Em representação apresentada ao Ministério Público do Estado de São Paulo, o ex-assessor Alexandre de Andrade Junqueira diz que quando trabalhou no gabinete de Diniz “ a prática de ‘rachadinha’ era comum entre os funcionários do gabinete. “Ali havia também funcionária fantasma, porque não trabalhava e só assinava o ponto e devolvia dinheiro para o deputado”, diz o ex-assessor. “Essa funcionária, amiga do deputado há mais ou menos doze anos, recebe em troca apenas o cartão alimentação (Sodexo) e aproximadamente R$ 1,5 mil por emprestar seu nome para o desconto do salário. Presenciei por várias vezes a circulação de dinheiro em espécie e o pagamento de diversas contas particulares com esse dinheiro oriundo de ‘rachadinha’”, afirma, em referência à prática de dar parte do salário ao parlamentar.

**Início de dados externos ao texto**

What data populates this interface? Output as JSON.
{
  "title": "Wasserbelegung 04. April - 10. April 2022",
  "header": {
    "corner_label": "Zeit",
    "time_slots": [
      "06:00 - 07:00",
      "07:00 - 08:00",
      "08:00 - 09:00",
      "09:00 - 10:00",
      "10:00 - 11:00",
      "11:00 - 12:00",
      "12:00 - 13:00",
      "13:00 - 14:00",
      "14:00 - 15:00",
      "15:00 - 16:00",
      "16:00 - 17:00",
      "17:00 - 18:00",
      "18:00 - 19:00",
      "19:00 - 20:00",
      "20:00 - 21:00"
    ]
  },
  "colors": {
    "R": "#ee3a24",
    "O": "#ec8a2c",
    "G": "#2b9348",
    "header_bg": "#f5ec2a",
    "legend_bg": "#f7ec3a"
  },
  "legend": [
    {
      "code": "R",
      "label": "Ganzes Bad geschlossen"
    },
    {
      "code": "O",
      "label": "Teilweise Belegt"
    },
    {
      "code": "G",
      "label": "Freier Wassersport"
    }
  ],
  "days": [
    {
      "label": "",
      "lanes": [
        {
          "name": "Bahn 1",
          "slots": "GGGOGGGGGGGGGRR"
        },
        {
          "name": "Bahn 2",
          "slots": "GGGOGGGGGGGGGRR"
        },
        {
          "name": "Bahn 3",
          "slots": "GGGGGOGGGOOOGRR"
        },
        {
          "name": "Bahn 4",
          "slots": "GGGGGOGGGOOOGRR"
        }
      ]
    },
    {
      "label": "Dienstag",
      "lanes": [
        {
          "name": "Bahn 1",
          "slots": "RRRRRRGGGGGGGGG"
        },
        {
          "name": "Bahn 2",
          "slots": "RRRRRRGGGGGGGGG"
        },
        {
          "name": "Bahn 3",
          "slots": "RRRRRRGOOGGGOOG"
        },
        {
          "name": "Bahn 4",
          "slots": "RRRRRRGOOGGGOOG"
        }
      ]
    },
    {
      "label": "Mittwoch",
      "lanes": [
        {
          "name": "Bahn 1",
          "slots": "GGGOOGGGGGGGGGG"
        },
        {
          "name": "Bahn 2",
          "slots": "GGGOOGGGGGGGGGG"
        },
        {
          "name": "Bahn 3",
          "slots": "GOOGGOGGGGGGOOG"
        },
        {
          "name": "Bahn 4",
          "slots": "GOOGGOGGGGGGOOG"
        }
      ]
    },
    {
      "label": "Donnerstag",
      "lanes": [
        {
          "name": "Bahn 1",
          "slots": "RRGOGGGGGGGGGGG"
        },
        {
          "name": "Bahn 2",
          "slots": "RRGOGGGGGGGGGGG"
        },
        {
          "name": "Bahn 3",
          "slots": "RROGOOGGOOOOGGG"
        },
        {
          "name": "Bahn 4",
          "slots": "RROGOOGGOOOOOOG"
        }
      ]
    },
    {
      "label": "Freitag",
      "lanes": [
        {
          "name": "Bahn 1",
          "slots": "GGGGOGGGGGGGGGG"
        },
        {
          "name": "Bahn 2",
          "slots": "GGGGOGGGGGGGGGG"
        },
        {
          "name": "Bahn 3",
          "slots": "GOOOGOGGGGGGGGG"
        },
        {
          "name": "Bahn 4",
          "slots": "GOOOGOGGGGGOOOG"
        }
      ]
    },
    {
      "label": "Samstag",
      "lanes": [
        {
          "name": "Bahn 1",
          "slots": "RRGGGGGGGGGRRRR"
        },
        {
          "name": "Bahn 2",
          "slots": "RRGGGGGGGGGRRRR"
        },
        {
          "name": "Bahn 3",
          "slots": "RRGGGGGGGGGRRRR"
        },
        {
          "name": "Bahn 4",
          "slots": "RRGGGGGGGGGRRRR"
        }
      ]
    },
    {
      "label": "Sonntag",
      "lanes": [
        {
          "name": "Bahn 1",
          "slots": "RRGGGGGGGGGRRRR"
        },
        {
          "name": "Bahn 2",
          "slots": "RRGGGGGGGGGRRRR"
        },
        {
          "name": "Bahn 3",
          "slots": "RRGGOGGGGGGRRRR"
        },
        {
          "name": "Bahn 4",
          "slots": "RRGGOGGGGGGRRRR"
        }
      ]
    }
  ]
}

O ex-assessor diz que seu vínculo com Diniz começou durante a campanha eleitoral, e que depois assumiu o cargo no gabinete do parlamentar. “Mas, logo no início, pediram para que eu devolvesse parte do meu salário e principalmente as gratificações que só foram incorporadas ao meu salário para que eu as devolvesse para o deputado”. Junqueira diz que as gratificações são sacadas em dinheiro “para pagamento dos apoiadores” do deputado. O ex-assessor diz, que diante sua recusa em dar parte de seu salário, foi ameaçado a ter um rebaixamento de função e proibido de entrar no gabinete.

No site da Assembleia, Junqueira aparece como ex-assessor do gabinete de Diniz e trabalhou entre 18 de março e 01 de agosto. O Ministério Público do Estado de São Paulo disse que a representação ainda sendo analisada na assessoria técnica da Procuradoria-Geral de Justiça.

Diniz foi procurado pelo Valor, mas não atendeu aos pedidos de entrevista.